SHARE

JournalReportase.com, Nina Kurniasih, jauh sebelum berprofesi sebagai Kepala Desa Parung Panjang, Kabupaten Bogor, dahulu orang mengenalnya sebagai penyanyi.

Kendati sudah menjabat sebagai seorang kepala desa, namun ia diketahui tetap produktif berkesenian. Kemampuannya bernyanyi tetap ditekuni meskipun hanya di kalangan terbatas saja.

“Iya benar sekali saya ini dulunya seorang penyanyi, sudah banyak daerah yang saya kunjungi terkait adanya tawaran job di sejumlah daerah di tanah air, tapi nasib berkata lain, dari seorang penyanyi kini saya menjadi kepala desa yang mempimpin ratusan kepala keluarga di Parung Panjang”, katanya.

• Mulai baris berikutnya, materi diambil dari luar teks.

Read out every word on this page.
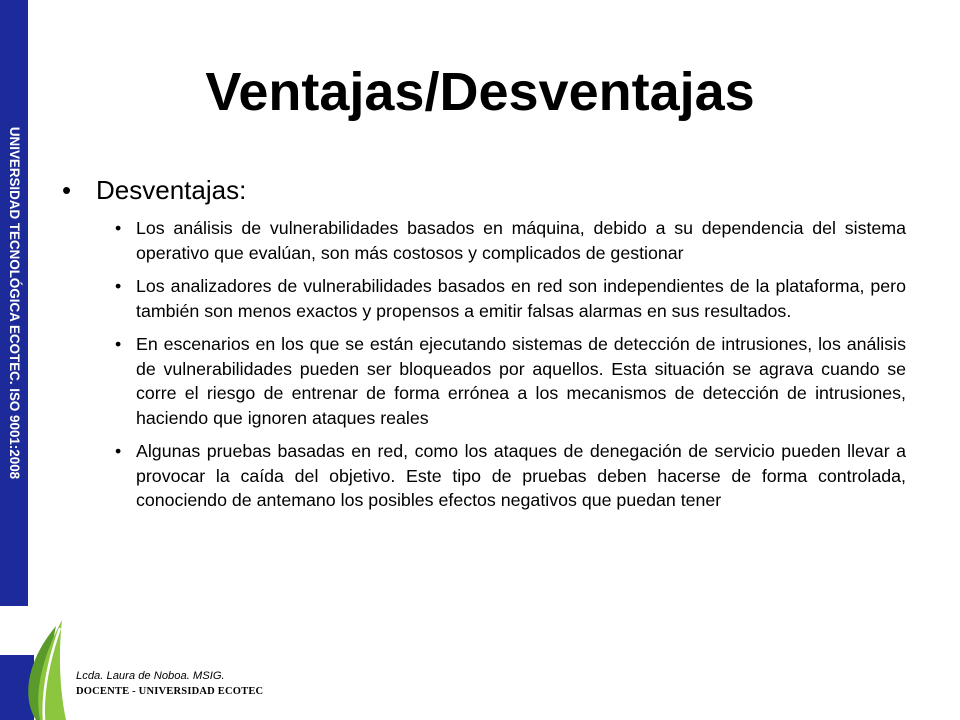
UNIVERSIDAD TECNOLÓGICA ECOTEC. ISO 9001:2008
Ventajas/Desventajas
• Desventajas:
• Los análisis de vulnerabilidades basados en máquina, debido a su dependencia del sistema operativo que evalúan, son más costosos y complicados de gestionar
• Los analizadores de vulnerabilidades basados en red son independientes de la plataforma, pero también son menos exactos y propensos a emitir falsas alarmas en sus resultados.
• En escenarios en los que se están ejecutando sistemas de detección de intrusiones, los análisis de vulnerabilidades pueden ser bloqueados por aquellos. Esta situación se agrava cuando se corre el riesgo de entrenar de forma errónea a los mecanismos de detección de intrusiones, haciendo que ignoren ataques reales
• Algunas pruebas basadas en red, como los ataques de denegación de servicio pueden llevar a provocar la caída del objetivo. Este tipo de pruebas deben hacerse de forma controlada, conociendo de antemano los posibles efectos negativos que puedan tener
Lcda. Laura de Noboa. MSIG.
DOCENTE - UNIVERSIDAD ECOTEC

Sebagai buktinya dia masih produktif, perempuan yang mempunyai nama panggung Nina Hasyim ini akan segera merilis sebuah album miliknya yang bergenre religi yang berisi 10 lagu, yang diberi judul Bulan Ramadhan, yang rencananya akan diluncurkan pada bulan puasa ini.

 “Saya berharap lagu religi yang akan saya rilis nanti, bisa mengena di hati masyarakat dan bisa memberi inspirasi bagi semua orang”, ujarnya.

Meskipun mempunyai jadwal kerja yang padat, di sela kesibukannya itu kerap ia gunakan untuk bernyanyi, “Saya senang sekali bisa mempunyai talenta ini, karena kemampuan saya itu justru menjadi media mempererat tali persaudaraan antara saya sebagai pimpinan dengan warga masyarakat yang saya temui di satu acara”, ungkapnya.

Wajar jika warga Parung Panjang yang telah mengetahui kepiawaiannya bernyanyi dangdut itu kerap meminta Nina untuk menyumbangkan suaranya di setiap pestabhajatan yang mereka gelar.

“Setelah mengetahui kalau saya ini penyanyi, makanya tak heran bila ada warga yang menggelar pesta hajatan baik perkawinan maupun sunatan, saya sering kali ditodong untuk menyumbangkan lagu, tapi tak mengapa, justru ini menjadi andalan saya untuk lebih merakyat dan dekat dengan masyarakat”, katanya.

 “Ini semua berkat rahmat Tuhan, saya diberi kelebihan bisa bernyanyi dan ternyata bisa bermanfaat selain buat saya juga buat orang lain, meskipun begitu, sayapun harus tetap  bekerja keras membangun dan mensejahterakan warga di kampung saya dengan memberikan pelayanan yang terbaik pada mereka”, lanjutnya.

Sebagai seorang perempuan, Nina Hasyim, mengatakan, seorang perempuan itu harus pintar dan tangguh, tidak cengeng dan hanya menyandarkan hidup pada orang lain atau pasangannya saja, tetapi harus mandiri untuk menyongsong masa depan yang lebih baik, karena wanita adalah pendidik utama dalam keluarga yang akan melahirkan generasi masa depan yang cemerlang.

“Sebagai seorang perempuan saya punya prinsip, mandiri, dan berpikiran maju, tapi meskipun begitu, jangan melupakan kodratnya sebgai ibu rumah tanga yang punya kewajiban mengurus anak dan suami di rumah, hargailah orang lain kalau diri kita ingin dihargai oleh orang lain”, terangnya.

Sebagai seorang Kades, Nina juga dikenal tegas dalam memimpin wilayahnya. Ia pernah tegas menyetop sejumlah truk tambang yang melintas di Jalan Raya Parungpanjang lantaran tetap lewat di jalan di luar waktu yang telah ditentukan.

“Saya tidak mau anak-anak sekolah jadi korban truk. Apalagi sampai terlindas gara-gara truk tambang yang tidak disiplin,” tegasnya.

Menurutnya, tidak boleh truk tambang lewat dari pukul 06:00-08:00 WIB. Tapi masih saja sopir-sopir truk itu bandel dan melanggar.

“Pada jam tersebut, volume lalulintas di jalan meningkat. Banyak anak ke sekolah, ibu ke pasar dan warga yang berangkat kerja. Bahaya kalau truk tambang lewat saat itu,” pungkasnya.